I have spent the last 25 years on a quest for photographs of my dad. I have been fortunate to have found more than 50 photos to date. When I first began my photo quest, my goal was to compile an amazing album filled with pictures of me with my dad. After meticulously searching through hundreds of albums and thousands of photographs, my father/daughter keepsake photo collection can instead be summed up as one single photograph, where my dad and I casually stood in our front yard, both dressed in our “around the house” clothes. After searching through every single family album, I have only ever come upon this one single photo of myself with my dad.

Earlier this year figuring that my son might someday appreciate a collection of our family photos, I decided to put together a collection of photos of myself with my son. As I searched through hundreds and hundreds of photos on my digital camera roll, I noticed that my son’s entire first seven years of life with me were summed up in just a small handful of digital photographs.

I wondered how I could have overlooked something so important to my son’s future? I found myself starting to line up a number of excuses like I was always working, I didn’t always have time to be “camera ready,” there was no one to take photos of us, I rarely had time to put on makeup, etc. I realized I had wasted the first seven years of my son’s life avoiding the camera, valuing a need for “perfect” pictures above my son’s need for family memories.

I was disappointed but I saw an opportunity to take the “one single photo” lesson that my dad had bestowed upon me as an inspiration to do more for his grandson.

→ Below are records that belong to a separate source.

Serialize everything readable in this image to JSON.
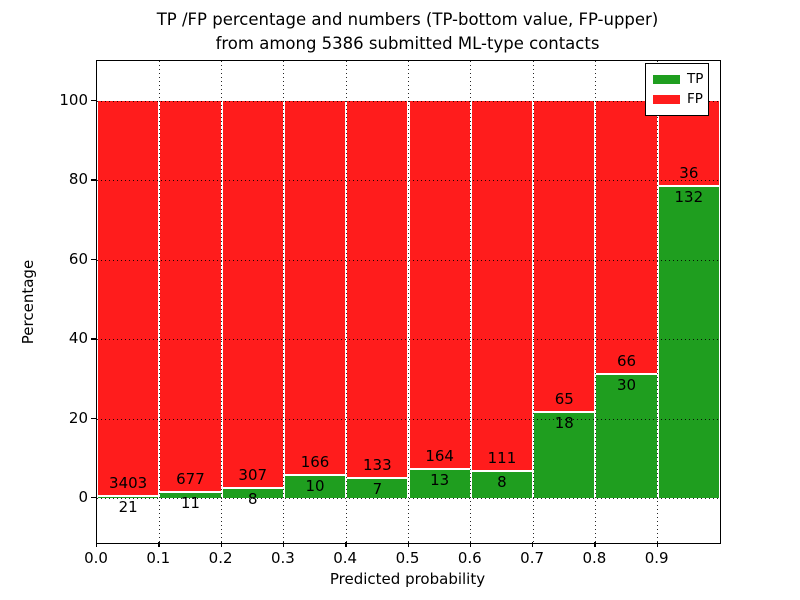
{
  "title_line1": "TP /FP percentage and numbers (TP-bottom value, FP-upper)",
  "title_line2": "from among 5386 submitted ML-type contacts",
  "total_contacts": 5386,
  "chart_data": {
    "type": "bar",
    "stacked": true,
    "normalized_to_percent": true,
    "title": "TP /FP percentage and numbers (TP-bottom value, FP-upper) from among 5386 submitted ML-type contacts",
    "xlabel": "Predicted probability",
    "ylabel": "Percentage",
    "bin_starts": [
      0.0,
      0.1,
      0.2,
      0.3,
      0.4,
      0.5,
      0.6,
      0.7,
      0.8,
      0.9
    ],
    "bin_width": 0.1,
    "series": [
      {
        "name": "TP",
        "color": "#1f9e1f",
        "counts": [
          21,
          11,
          8,
          10,
          7,
          13,
          8,
          18,
          30,
          132
        ]
      },
      {
        "name": "FP",
        "color": "#ff1c1c",
        "counts": [
          3403,
          677,
          307,
          166,
          133,
          164,
          111,
          65,
          66,
          36
        ]
      }
    ],
    "tp_percent": [
      0.61,
      1.6,
      2.54,
      5.68,
      5.0,
      7.34,
      6.72,
      21.69,
      31.25,
      78.57
    ],
    "fp_percent": [
      99.39,
      98.4,
      97.46,
      94.32,
      95.0,
      92.66,
      93.28,
      78.31,
      68.75,
      21.43
    ],
    "bar_annotations": "FP count printed above the TP/FP boundary, TP count printed below it",
    "x_tick_labels": [
      "0.0",
      "0.1",
      "0.2",
      "0.3",
      "0.4",
      "0.5",
      "0.6",
      "0.7",
      "0.8",
      "0.9"
    ],
    "y_ticks": [
      0,
      20,
      40,
      60,
      80,
      100
    ],
    "y_tick_labels": [
      "0",
      "20",
      "40",
      "60",
      "80",
      "100"
    ],
    "xlim": [
      0.0,
      1.0
    ],
    "ylim": [
      -12,
      110
    ],
    "grid": "dotted black gridlines drawn above bars",
    "legend": {
      "position": "upper right",
      "entries": [
        "TP",
        "FP"
      ]
    }
  },
  "legend": {
    "tp_label": "TP",
    "fp_label": "FP"
  },
  "colors": {
    "tp_green": "#1f9e1f",
    "fp_red": "#ff1c1c",
    "grid_black": "#000000",
    "background": "#ffffff"
  }
}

Thanks to my dad, I began to commit a serious effort to building a family “trail of breadcrumbs” for my son. I have recently begun to build a collection of family experiences, family recipes and family photos. From now on, there will be a collection of mother/son messy-haired photos, silly-faced photos, pajama photos, dinner photos and “just because” photos. I will take more pictures alongside my son, no matter how messy I look because life is short, and I know my dad would have wanted it that way.

5. I am human. I am not invincible.

The most difficult memory I have of my dad was his devastating car accident in Mexico several months before his passing. My dad lost control of his truck and I flew through the passenger window. I  wandered along the dusty rural road until I was discovered by a passing car. After the accident, my mom received a call that my dad had gone missing. Two mysterious days following his disappearance, my dad found his way back to my grandparents’ house, made a long-distance phone call to my mom and explained that he had gained consciousness in a morgue.

It wasn’t long after kissing death on the lips, that my dad was back to laughing and storytelling with his humorous account of “that time when he woke up in the morgue.” Serious about humor, lighthearted about death, my dad joked, “hierba mala nunca muere,” (bad weeds never die).

My dad possessed a phenomenal ability to make people happy, but he lacked the ability to focus on himself and his own needs. He was stubborn and spent his last few years silently battling a demon he refused to acknowledge. Unwilling to burden his family, my dad continually deflected the very serious topic of his health with humor and avoidance.

Despite every frantic family effort, my dad’s illness continually progressed. Our family had no choice but to watch him struggle in solitude. As indicated by his yellow eyes and yellow skin, it was painfully obvious that my dad would not overcome his demon.

The most important lesson I ever learned from my dad was the one which he never chose to accept,  I am human. I make mistakes. I realize I have a choice to learn from them.

As a certified officiant and a self-proclaimed motivational speaker, I believe that my dad would have sincerely appreciated this opportunity to share his wisdom, as seen through the eyes of his youngest daughter.